At the end of the 18th century, Basel was a centre for international trade, and the silk ribbon industry had emerged as the
city's most important business sector. In these surroundings, Benedikt La Roche, whose great-grandfather's military
prowess in the service of the French crown had earned him the privilege of using the sobriquet “La Roche”, founded a
trading and freight forwarding company La Roche & Co. in 1787. In the wake of the economic crisis of 1800, growing demand
for industrial capital caused the trading company's banking arm to become increasingly important. By the end of the
century, La Roche was active in financing projects ranging from the Spanisch-Brötli-Bahn railway to a brewery. Basel
attained world prominence as a financial centre during the Franco-Prussian War of 1870. At this time, the bank was
among the founders of the Basel stock exchange. Although the inter-war years were challenging for the bank, the end
of the Second World War heralded a period of growth and prosperity.
Through the 1970s and 1980s the bank transitioned from an all-purpose bank to a classic private bank, in which investment
advice, wealth management and servicing institutional clients became the core business.

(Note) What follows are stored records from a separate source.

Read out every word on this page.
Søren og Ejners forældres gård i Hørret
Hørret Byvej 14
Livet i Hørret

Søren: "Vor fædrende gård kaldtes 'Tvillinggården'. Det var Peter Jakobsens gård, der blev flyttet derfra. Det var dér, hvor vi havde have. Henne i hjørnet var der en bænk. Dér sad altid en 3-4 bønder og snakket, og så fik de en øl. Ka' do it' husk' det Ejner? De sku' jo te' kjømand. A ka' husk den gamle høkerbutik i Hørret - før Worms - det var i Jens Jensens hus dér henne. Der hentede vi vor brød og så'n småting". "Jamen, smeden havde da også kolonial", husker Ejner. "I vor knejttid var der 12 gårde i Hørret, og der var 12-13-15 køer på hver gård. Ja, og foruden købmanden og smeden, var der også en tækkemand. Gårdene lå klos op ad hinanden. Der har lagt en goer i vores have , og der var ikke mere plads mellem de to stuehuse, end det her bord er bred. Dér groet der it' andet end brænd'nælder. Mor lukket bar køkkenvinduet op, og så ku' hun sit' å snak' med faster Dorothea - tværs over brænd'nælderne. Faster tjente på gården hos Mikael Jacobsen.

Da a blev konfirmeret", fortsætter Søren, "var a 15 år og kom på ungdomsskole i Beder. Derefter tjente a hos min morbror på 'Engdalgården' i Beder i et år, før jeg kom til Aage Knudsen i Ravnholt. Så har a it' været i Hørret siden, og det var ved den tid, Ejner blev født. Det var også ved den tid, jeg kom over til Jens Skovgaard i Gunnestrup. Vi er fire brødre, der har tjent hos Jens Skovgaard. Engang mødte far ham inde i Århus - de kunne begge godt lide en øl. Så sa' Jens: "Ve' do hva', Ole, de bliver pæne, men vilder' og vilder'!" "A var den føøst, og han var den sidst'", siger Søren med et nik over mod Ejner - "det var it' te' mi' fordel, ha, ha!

The bank celebrated its
225th anniversary in 2012.

===Wegelin & Co.===
The history of Wegelin & Co. dates back to 1741 when Caspar Zyli, member of a family long affiliated with the Notenstein association, established a shipping and trading company. By the mid-1800s it had developed into a pure banking business. The incursion of the French in 1798 and the demise of the old order also spelled the end for the rich traditions of the Notenstein merchants: the association was dissolved. In 1893, the "Caspar Zyli trading company" became Wegelin & Co.

In early 2012, as part of a tax dispute between the US and Swiss banks, the US Department of Justice focused its sights on Wegelin & Co. The partners determined to break up the bank on 27 January 2012: business with clients in the US and US citizens (around 5%) remained with Wegelin & Co., while all other clients and business units were transferred to a separate entity – the new Notenstein Private Bank. Thanks to the previous existence of a second bank licence and name rights, the transaction was swift: the non-US business was transferred to Nettobank AG, a partner company of Wegelin & Co. with its own banking license. It was then renamed Notenstein Private Bank, the rights to the name coming from the real estate company Notenstein AG (founded in 1968), a subsidiary of Wegelin & Co.